There is also a hydrotherapy pool, separate break-out rooms and canteens for staff and children, as well as a number of large open-air balcony spaces

The school has its own three-bedroom flat to host pupils for overnight stays, designed to teach them the skills they will need to lead independent lifestyles.

Ms Bedford said: “I wanted a world-class centre for children and young people with bespoke facilities that would really help them transform their lives.”

The school prides itself on its multi-agency approach, working with a number of NHS services, including physiotherapy, occupational health and psychotherapy.
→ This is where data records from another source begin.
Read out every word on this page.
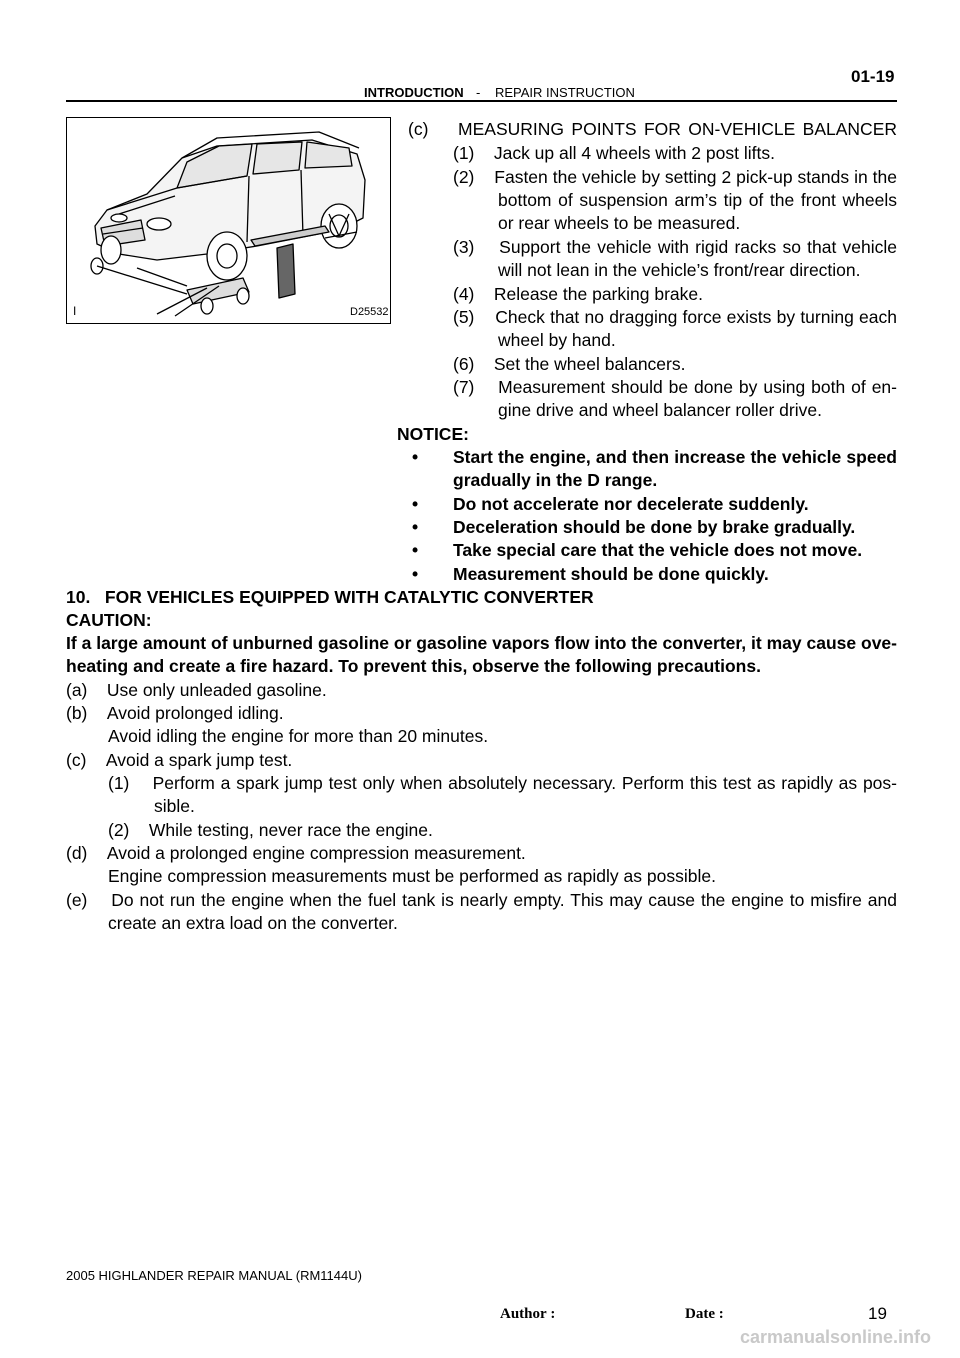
01-19
INTRODUCTION - REPAIR INSTRUCTION
I	D25532
(c)    MEASURING POINTS FOR ON-VEHICLE BALANCER
(1)    Jack up all 4 wheels with 2 post lifts.
(2)    Fasten the vehicle by setting 2 pick-up stands in the
bottom of suspension arm’s tip of the front wheels
or rear wheels to be measured.
(3)    Support the vehicle with rigid racks so that vehicle
will not lean in the vehicle’s front/rear direction.
(4)    Release the parking brake.
(5)    Check that no dragging force exists by turning each
wheel by hand.
(6)    Set the wheel balancers.
(7)    Measurement should be done by using both of en-
gine drive and wheel balancer roller drive.
NOTICE:
• Start the engine, and then increase the vehicle speed
gradually in the D range.
• Do not accelerate nor decelerate suddenly.
• Deceleration should be done by brake gradually.
• Take special care that the vehicle does not move.
• Measurement should be done quickly.
10.   FOR VEHICLES EQUIPPED WITH CATALYTIC CONVERTER
CAUTION:
If a large amount of unburned gasoline or gasoline vapors flow into the converter, it may cause ove-
heating and create a fire hazard. To prevent this, observe the following precautions.
(a)    Use only unleaded gasoline.
(b)    Avoid prolonged idling.
Avoid idling the engine for more than 20 minutes.
(c)    Avoid a spark jump test.
(1)    Perform a spark jump test only when absolutely necessary. Perform this test as rapidly as pos-
sible.
(2)    While testing, never race the engine.
(d)    Avoid a prolonged engine compression measurement.
Engine compression measurements must be performed as rapidly as possible.
(e)    Do not run the engine when the fuel tank is nearly empty. This may cause the engine to misfire and
create an extra load on the converter.
2005 HIGHLANDER REPAIR MANUAL (RM1144U)
Author :	Date :	19
carmanualsonline.info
The top floor of the new school accommodates its crowning glory – the Research and Development Centre, which it is hoped will improve education for children with special needs across the globe.

The centre will host conferences with schools from around the world to share ideas and discuss ways of improving education for children with special needs.

It will also be used to train teachers and trial research from world-renowned institutions, such as the Tavistock Clinic in Hampstead, and University College London.

The findings will then be shared with other schools around the UK and the rest of the world.

Ms Bedford added: “I wanted facilities to improve teaching and learning within Swiss Cottage and beyond.

“We know we make a difference to children and their families and the Development and Research Centre allows us to make a difference to schools outside.

“It’s so exciting. We are good people who really want to work together to improve the quality of children’s life chances.”